There's strong material on this album, to be sure, but overall, the stab at maturity that Art Brut is attempting is both a hindrance to the band's enthusiastic spirit and an aid to their songcraft. You can tell that Art Brut have improved immensely as players, judging by their expanded dynamics in songs like "Sounds of Summer" and "Nag Nag Nag Nag" but also as arrangers in songs such as "Late Sunday Evening" (with its amiable horn section), "Pump Up The Volume" (with its sighing backup vocals) and the poppy sheen of "Blame It On The Trains".

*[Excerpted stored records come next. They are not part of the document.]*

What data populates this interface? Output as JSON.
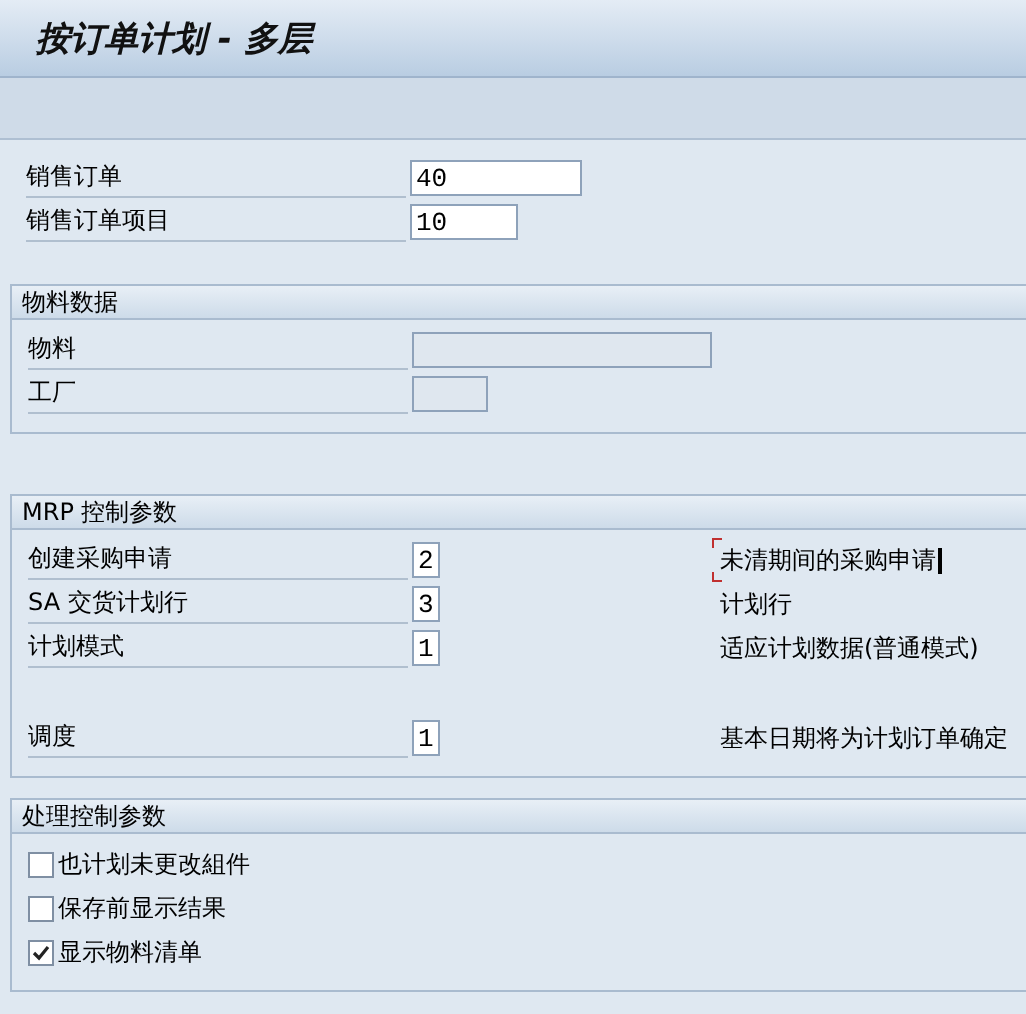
{
  "window": {
    "title": "按订单计划 - 多层"
  },
  "header_fields": [
    {
      "label": "销售订单",
      "value": "40"
    },
    {
      "label": "销售订单项目",
      "value": "10"
    }
  ],
  "material_data": {
    "title": "物料数据",
    "fields": [
      {
        "label": "物料",
        "disabled": true
      },
      {
        "label": "工厂",
        "disabled": true
      }
    ]
  },
  "mrp_control": {
    "title": "MRP 控制参数",
    "rows": [
      {
        "label": "创建采购申请",
        "value": "2",
        "description": "未清期间的采购申请",
        "focused": true
      },
      {
        "label": "SA 交货计划行",
        "value": "3",
        "description": "计划行"
      },
      {
        "label": "计划模式",
        "value": "1",
        "description": "适应计划数据(普通模式)"
      },
      {
        "label": "调度",
        "value": "1",
        "description": "基本日期将为计划订单确定"
      }
    ]
  },
  "processing_control": {
    "title": "处理控制参数",
    "options": [
      {
        "label": "也计划未更改組件",
        "checked": false
      },
      {
        "label": "保存前显示结果",
        "checked": false
      },
      {
        "label": "显示物料清单",
        "checked": true
      }
    ]
  }
}
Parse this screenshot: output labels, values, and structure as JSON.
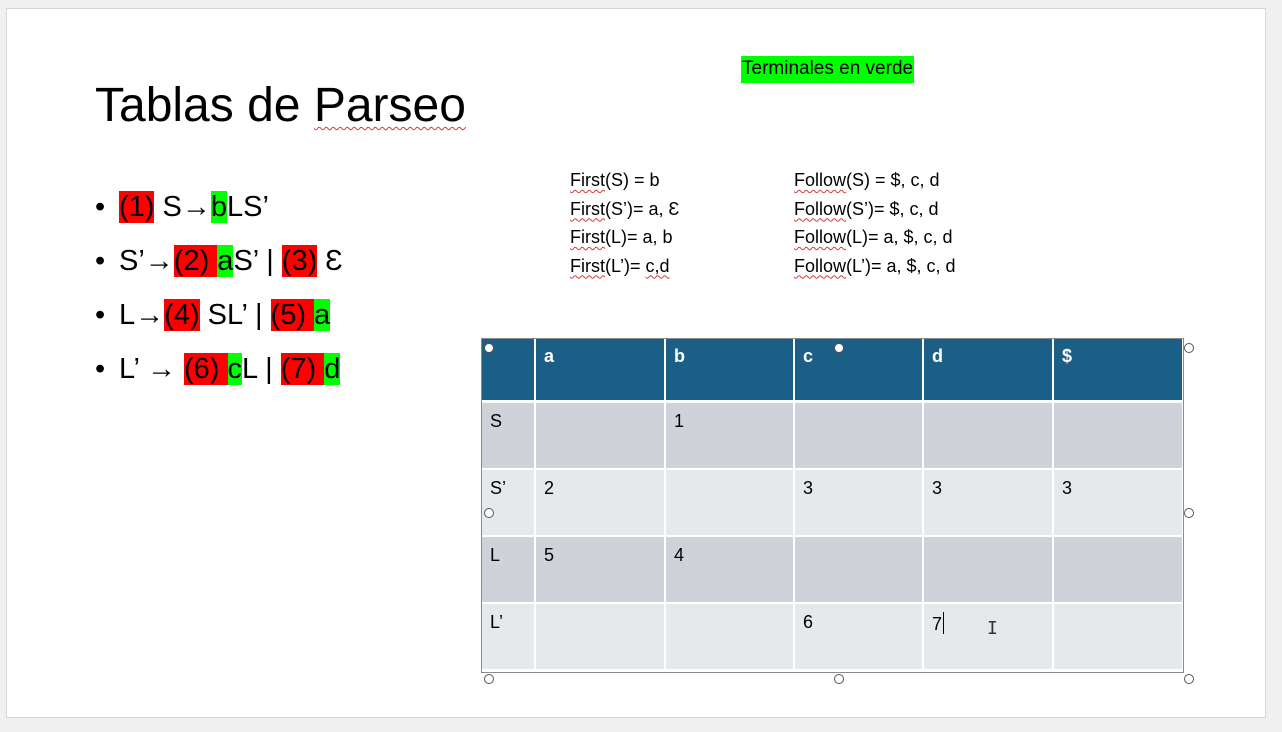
{
  "slide": {
    "title_part1": "Tablas de ",
    "title_part2": "Parseo",
    "note": "Terminales en verde"
  },
  "bullets": [
    {
      "segments": [
        {
          "text": "(1)",
          "hl": "r"
        },
        {
          "text": " S",
          "hl": ""
        },
        {
          "text": "→",
          "hl": ""
        },
        {
          "text": "b",
          "hl": "g"
        },
        {
          "text": "LS’",
          "hl": ""
        }
      ]
    },
    {
      "segments": [
        {
          "text": "S’",
          "hl": ""
        },
        {
          "text": "→",
          "hl": ""
        },
        {
          "text": "(2) ",
          "hl": "r"
        },
        {
          "text": "a",
          "hl": "g"
        },
        {
          "text": "S’ | ",
          "hl": ""
        },
        {
          "text": "(3)",
          "hl": "r"
        },
        {
          "text": " Ɛ",
          "hl": ""
        }
      ]
    },
    {
      "segments": [
        {
          "text": "L",
          "hl": ""
        },
        {
          "text": "→",
          "hl": ""
        },
        {
          "text": "(4)",
          "hl": "r"
        },
        {
          "text": " SL’ | ",
          "hl": ""
        },
        {
          "text": "(5) ",
          "hl": "r"
        },
        {
          "text": "a",
          "hl": "g"
        }
      ]
    },
    {
      "segments": [
        {
          "text": "L’ ",
          "hl": ""
        },
        {
          "text": "→",
          "hl": ""
        },
        {
          "text": " ",
          "hl": ""
        },
        {
          "text": "(6) ",
          "hl": "r"
        },
        {
          "text": "c",
          "hl": "g"
        },
        {
          "text": "L | ",
          "hl": ""
        },
        {
          "text": "(7) ",
          "hl": "r"
        },
        {
          "text": "d",
          "hl": "g"
        }
      ]
    }
  ],
  "first_sets": [
    {
      "label": "First",
      "rest": "(S) =  b"
    },
    {
      "label": "First",
      "rest": "(S’)= a, Ɛ"
    },
    {
      "label": "First",
      "rest": "(L)= a, b"
    },
    {
      "label": "First",
      "rest": "(L’)= ",
      "extra": "c,d"
    }
  ],
  "follow_sets": [
    {
      "label": "Follow",
      "rest": "(S) = $, c, d"
    },
    {
      "label": "Follow",
      "rest": "(S’)= $, c, d"
    },
    {
      "label": "Follow",
      "rest": "(L)=  a, $, c, d"
    },
    {
      "label": "Follow",
      "rest": "(L’)= a, $, c, d"
    }
  ],
  "table": {
    "headers": [
      "",
      "a",
      "b",
      "c",
      "d",
      "$"
    ],
    "rows": [
      [
        "S",
        "",
        "1",
        "",
        "",
        ""
      ],
      [
        "S’",
        "2",
        "",
        "3",
        "3",
        "3"
      ],
      [
        "L",
        "5",
        "4",
        "",
        "",
        ""
      ],
      [
        "L’",
        "",
        "",
        "6",
        "7",
        ""
      ]
    ]
  },
  "colors": {
    "nonterminal_highlight": "#ff0000",
    "terminal_highlight": "#00ff00",
    "table_header": "#1b5f86",
    "row_dark": "#cfd3d9",
    "row_light": "#e6e9ec"
  }
}
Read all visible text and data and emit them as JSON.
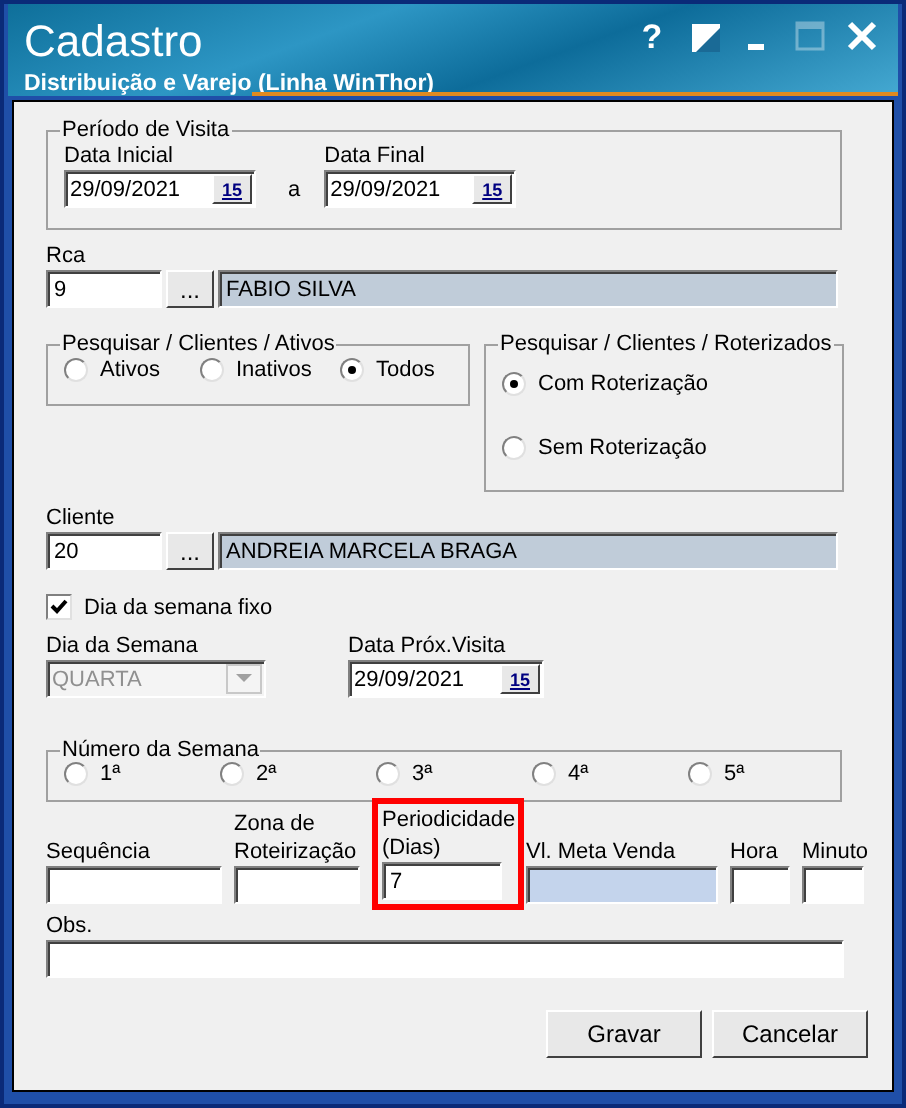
{
  "window": {
    "title": "Cadastro",
    "subtitle": "Distribuição e Varejo (Linha WinThor)"
  },
  "title_buttons": [
    {
      "kind": "help",
      "label": "?",
      "disabled": false
    },
    {
      "kind": "theme",
      "disabled": false
    },
    {
      "kind": "minimize",
      "disabled": false
    },
    {
      "kind": "maximize",
      "disabled": true
    },
    {
      "kind": "close",
      "disabled": false
    }
  ],
  "periodo": {
    "title": "Período de Visita",
    "start_label": "Data Inicial",
    "start_value": "29/09/2021",
    "start_calendar": "15",
    "separator": "a",
    "end_label": "Data Final",
    "end_value": "29/09/2021",
    "end_calendar": "15"
  },
  "rca": {
    "label": "Rca",
    "code": "9",
    "lookup": "...",
    "name": "FABIO SILVA"
  },
  "ativos": {
    "title": "Pesquisar / Clientes / Ativos",
    "options": [
      {
        "label": "Ativos",
        "selected": false
      },
      {
        "label": "Inativos",
        "selected": false
      },
      {
        "label": "Todos",
        "selected": true
      }
    ]
  },
  "roterizados": {
    "title": "Pesquisar / Clientes / Roterizados",
    "options": [
      {
        "label": "Com Roterização",
        "selected": true
      },
      {
        "label": "Sem Roterização",
        "selected": false
      }
    ]
  },
  "cliente": {
    "label": "Cliente",
    "code": "20",
    "lookup": "...",
    "name": "ANDREIA MARCELA BRAGA"
  },
  "dia_fixo": {
    "label": "Dia da semana fixo",
    "checked": true
  },
  "dia_semana": {
    "label": "Dia da Semana",
    "value": "QUARTA",
    "disabled": true
  },
  "proxima_visita": {
    "label": "Data Próx.Visita",
    "value": "29/09/2021",
    "calendar": "15"
  },
  "numero_semana": {
    "title": "Número da Semana",
    "options": [
      {
        "label": "1ª",
        "selected": false
      },
      {
        "label": "2ª",
        "selected": false
      },
      {
        "label": "3ª",
        "selected": false
      },
      {
        "label": "4ª",
        "selected": false
      },
      {
        "label": "5ª",
        "selected": false
      }
    ]
  },
  "fields": [
    {
      "label": "Sequência",
      "kind": "text",
      "highlighted": false
    },
    {
      "label": "Zona de Roteirização",
      "kind": "text",
      "highlighted": false
    },
    {
      "label": "Periodicidade (Dias)",
      "value": "7",
      "kind": "text",
      "highlighted": true
    },
    {
      "label": "Vl. Meta Venda",
      "kind": "shaded",
      "highlighted": false
    },
    {
      "label": "Hora",
      "kind": "text",
      "highlighted": false
    },
    {
      "label": "Minuto",
      "kind": "text",
      "highlighted": false
    }
  ],
  "obs": {
    "label": "Obs."
  },
  "buttons": [
    {
      "label": "Gravar"
    },
    {
      "label": "Cancelar"
    }
  ]
}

But the more refined approach also means that singer Eddie Argos holds back lyrically as well. While there are some great one-liners here (you'll have to discover them yourself), I feel that Argos didn't want to be taken just slightly more seriously. He still cracks wise at himself, but also admits that past obsessions were mere adolescent concerns. Good for him for trying to expand his lyrical range, but did he have to do it at the expense of his awesomely jovial outlook on topics like modern art and popular culture? Which, incidentally, still no longer applies to me.

Ultimately, It's A Bit Complicated feels like a band trying admirably to mature and grow-up musically, but somewhat failing because they have absolutely no idea how to be a grown-up. It's a perfect sentiment to describe your mid-20s (and a summation of yours truly), but one that doesn't necessarily make for the most consistent of rock records.